Forgiveness came in the form of a sky-blue glass eye. The woman on the ground, wearing a bright pink shirt and flowered headscarf, smiled up at us. She set down the palm-sized stone she was holding and waved me over, directing me around piles and baskets of argan nuts. Her name, she said, was Khadija. I took my place on a cushion at her side, cross-legged and open-eyed.
Cosmetics made of argan oil are just beginning to reach global markets, but the technology for extracting it is ancient. Just one big rock, one little rock, and a nut in-between. One by one, she cracked open those slippery nuts by hand, gentle and precise like no machine could be. She offered me her tool. The worn stone felt soft and easy in my hand. I brought my hand down and cracked one nut open, then another.
The group moved on, and I reluctantly trailed behind. My little escape from our zombie-like walking tour didn’t feel like enough. While others marveled over soaps in the gift shop, I wandered back.
Khadija grinned at me from across the room – she was expecting me. I knelt in front of her like a grandchild waiting for story time, and we began, clumsily, to communicate.
She asked if I was a “madam” or “mademoiselle,” pointing at my finger. I laughed and told her I was too “shwiyah,” or “little,” to be married. She mimed a beard, then smiled and shook her finger and said, “La, la,” meaning “No, no.” But her face grew more serious when she mimed “children,” and three times she said “madrasa,” the word for “school.”
Our guide told us that many women working in this and surrounding cooperatives have children out of wedlock, or are divorced or widowed – outliers of traditional Moroccan family structures.
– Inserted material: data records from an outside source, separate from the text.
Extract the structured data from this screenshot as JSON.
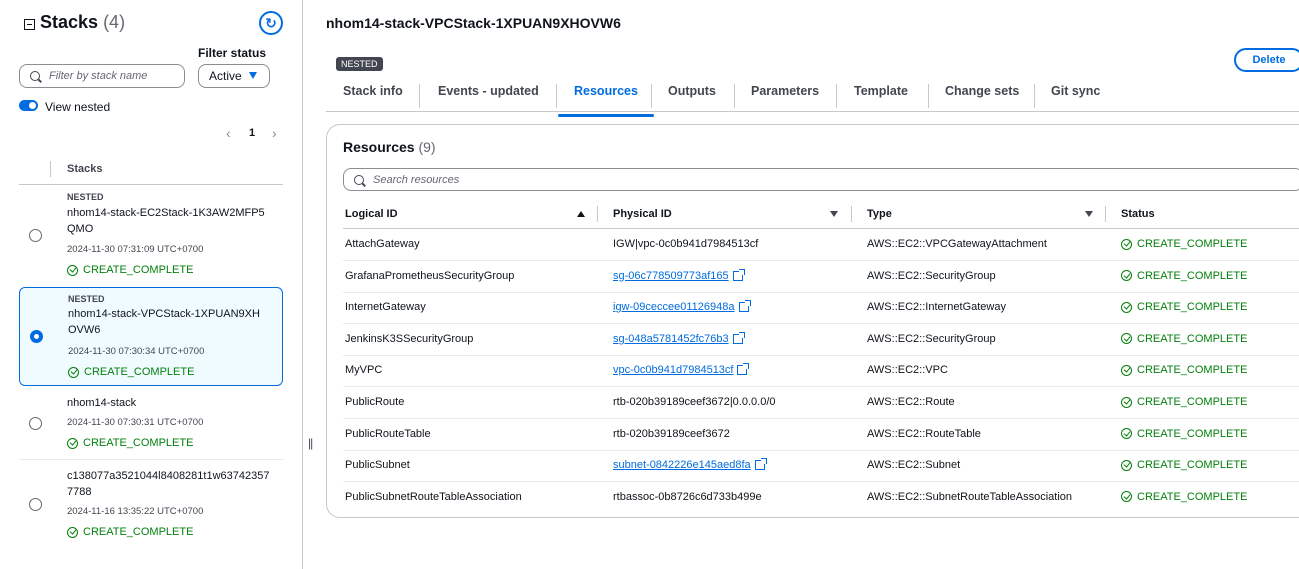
{
  "left_panel": {
    "title": "Stacks",
    "count": "(4)",
    "filter_label": "Filter status",
    "search_placeholder": "Filter by stack name",
    "status_filter": "Active",
    "toggle_label": "View nested",
    "page": "1",
    "list_header": "Stacks",
    "stacks": [
      {
        "tag": "NESTED",
        "name": "nhom14-stack-EC2Stack-1K3AW2MFP5QMO",
        "date": "2024-11-30 07:31:09 UTC+0700",
        "status": "CREATE_COMPLETE",
        "selected": false
      },
      {
        "tag": "NESTED",
        "name": "nhom14-stack-VPCStack-1XPUAN9XHOVW6",
        "date": "2024-11-30 07:30:34 UTC+0700",
        "status": "CREATE_COMPLETE",
        "selected": true
      },
      {
        "tag": "",
        "name": "nhom14-stack",
        "date": "2024-11-30 07:30:31 UTC+0700",
        "status": "CREATE_COMPLETE",
        "selected": false
      },
      {
        "tag": "",
        "name": "c138077a3521044l8408281t1w637423577788",
        "date": "2024-11-16 13:35:22 UTC+0700",
        "status": "CREATE_COMPLETE",
        "selected": false
      }
    ]
  },
  "main": {
    "stack_title": "nhom14-stack-VPCStack-1XPUAN9XHOVW6",
    "badge": "NESTED",
    "delete_label": "Delete",
    "tabs": [
      "Stack info",
      "Events - updated",
      "Resources",
      "Outputs",
      "Parameters",
      "Template",
      "Change sets",
      "Git sync"
    ],
    "active_tab": "Resources",
    "resources": {
      "title": "Resources",
      "count": "(9)",
      "search_placeholder": "Search resources",
      "columns": [
        "Logical ID",
        "Physical ID",
        "Type",
        "Status"
      ],
      "rows": [
        {
          "logical_id": "AttachGateway",
          "physical_id": "IGW|vpc-0c0b941d7984513cf",
          "link": false,
          "type": "AWS::EC2::VPCGatewayAttachment",
          "status": "CREATE_COMPLETE"
        },
        {
          "logical_id": "GrafanaPrometheusSecurityGroup",
          "physical_id": "sg-06c778509773af165",
          "link": true,
          "type": "AWS::EC2::SecurityGroup",
          "status": "CREATE_COMPLETE"
        },
        {
          "logical_id": "InternetGateway",
          "physical_id": "igw-09ceccee01126948a",
          "link": true,
          "type": "AWS::EC2::InternetGateway",
          "status": "CREATE_COMPLETE"
        },
        {
          "logical_id": "JenkinsK3SSecurityGroup",
          "physical_id": "sg-048a5781452fc76b3",
          "link": true,
          "type": "AWS::EC2::SecurityGroup",
          "status": "CREATE_COMPLETE"
        },
        {
          "logical_id": "MyVPC",
          "physical_id": "vpc-0c0b941d7984513cf",
          "link": true,
          "type": "AWS::EC2::VPC",
          "status": "CREATE_COMPLETE"
        },
        {
          "logical_id": "PublicRoute",
          "physical_id": "rtb-020b39189ceef3672|0.0.0.0/0",
          "link": false,
          "type": "AWS::EC2::Route",
          "status": "CREATE_COMPLETE"
        },
        {
          "logical_id": "PublicRouteTable",
          "physical_id": "rtb-020b39189ceef3672",
          "link": false,
          "type": "AWS::EC2::RouteTable",
          "status": "CREATE_COMPLETE"
        },
        {
          "logical_id": "PublicSubnet",
          "physical_id": "subnet-0842226e145aed8fa",
          "link": true,
          "type": "AWS::EC2::Subnet",
          "status": "CREATE_COMPLETE"
        },
        {
          "logical_id": "PublicSubnetRouteTableAssociation",
          "physical_id": "rtbassoc-0b8726c6d733b499e",
          "link": false,
          "type": "AWS::EC2::SubnetRouteTableAssociation",
          "status": "CREATE_COMPLETE"
        }
      ]
    }
  },
  "colors": {
    "accent": "#006ce0",
    "success": "#037f0c",
    "border": "#c6c6cd"
  }
}
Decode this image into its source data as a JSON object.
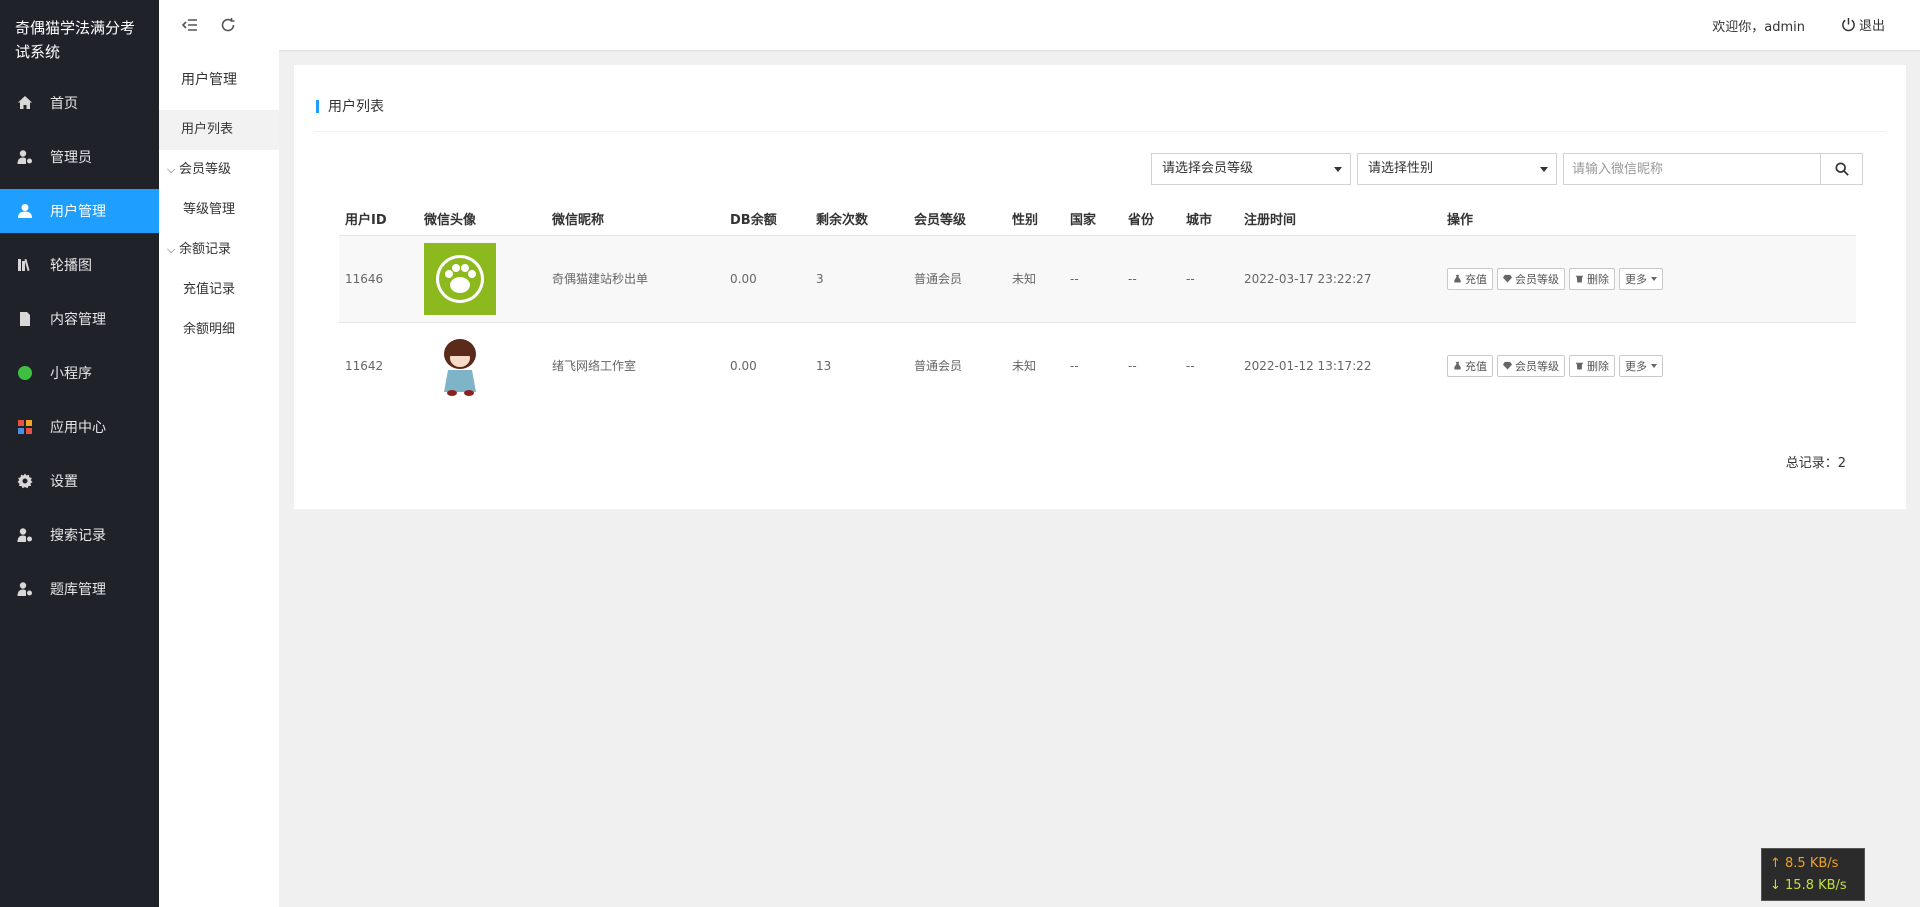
{
  "app": {
    "title": "奇偶猫学法满分考试系统"
  },
  "menu": {
    "items": [
      {
        "label": "首页",
        "icon": "home-icon"
      },
      {
        "label": "管理员",
        "icon": "user-gear-icon"
      },
      {
        "label": "用户管理",
        "icon": "user-icon",
        "active": true
      },
      {
        "label": "轮播图",
        "icon": "books-icon"
      },
      {
        "label": "内容管理",
        "icon": "document-icon"
      },
      {
        "label": "小程序",
        "icon": "miniprogram-icon"
      },
      {
        "label": "应用中心",
        "icon": "apps-icon"
      },
      {
        "label": "设置",
        "icon": "gear-icon"
      },
      {
        "label": "搜索记录",
        "icon": "user-gear-icon"
      },
      {
        "label": "题库管理",
        "icon": "user-gear-icon"
      }
    ]
  },
  "subnav": {
    "title": "用户管理",
    "items": {
      "user_list": "用户列表",
      "member_level": "会员等级",
      "level_manage": "等级管理",
      "balance_records": "余额记录",
      "recharge_records": "充值记录",
      "balance_detail": "余额明细"
    }
  },
  "header": {
    "welcome": "欢迎你，admin",
    "logout": "退出"
  },
  "card": {
    "title": "用户列表",
    "filters": {
      "level_select": "请选择会员等级",
      "gender_select": "请选择性别",
      "nickname_placeholder": "请输入微信昵称"
    },
    "columns": [
      "用户ID",
      "微信头像",
      "微信昵称",
      "DB余额",
      "剩余次数",
      "会员等级",
      "性别",
      "国家",
      "省份",
      "城市",
      "注册时间",
      "操作"
    ],
    "rows": [
      {
        "id": "11646",
        "nickname": "奇偶猫建站秒出单",
        "balance": "0.00",
        "remaining": "3",
        "level": "普通会员",
        "gender": "未知",
        "country": "--",
        "province": "--",
        "city": "--",
        "registered": "2022-03-17 23:22:27"
      },
      {
        "id": "11642",
        "nickname": "绪飞网络工作室",
        "balance": "0.00",
        "remaining": "13",
        "level": "普通会员",
        "gender": "未知",
        "country": "--",
        "province": "--",
        "city": "--",
        "registered": "2022-01-12 13:17:22"
      }
    ],
    "actions": {
      "recharge": "充值",
      "member_level": "会员等级",
      "delete": "删除",
      "more": "更多"
    },
    "total": "总记录：2"
  },
  "netspeed": {
    "up": "↑ 8.5 KB/s",
    "down": "↓ 15.8 KB/s"
  },
  "colors": {
    "accent": "#1e9fff",
    "sidebar_bg": "#20222a"
  }
}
Khadija’s story was lost in translation, but from the urgency and strength with which she told it, I felt she had struggled. I pretended to understand what she had told me, smiled and squeezed her hand.
I told her my name, my age, and that my family lives in Moscow. She grabbed a handful of argan nuts and reached over to slip them inside my bag. “Russiya!” she declared. As I waved goodbye, I made a silent promise to make damn sure those little seeds would make it to Russian soil.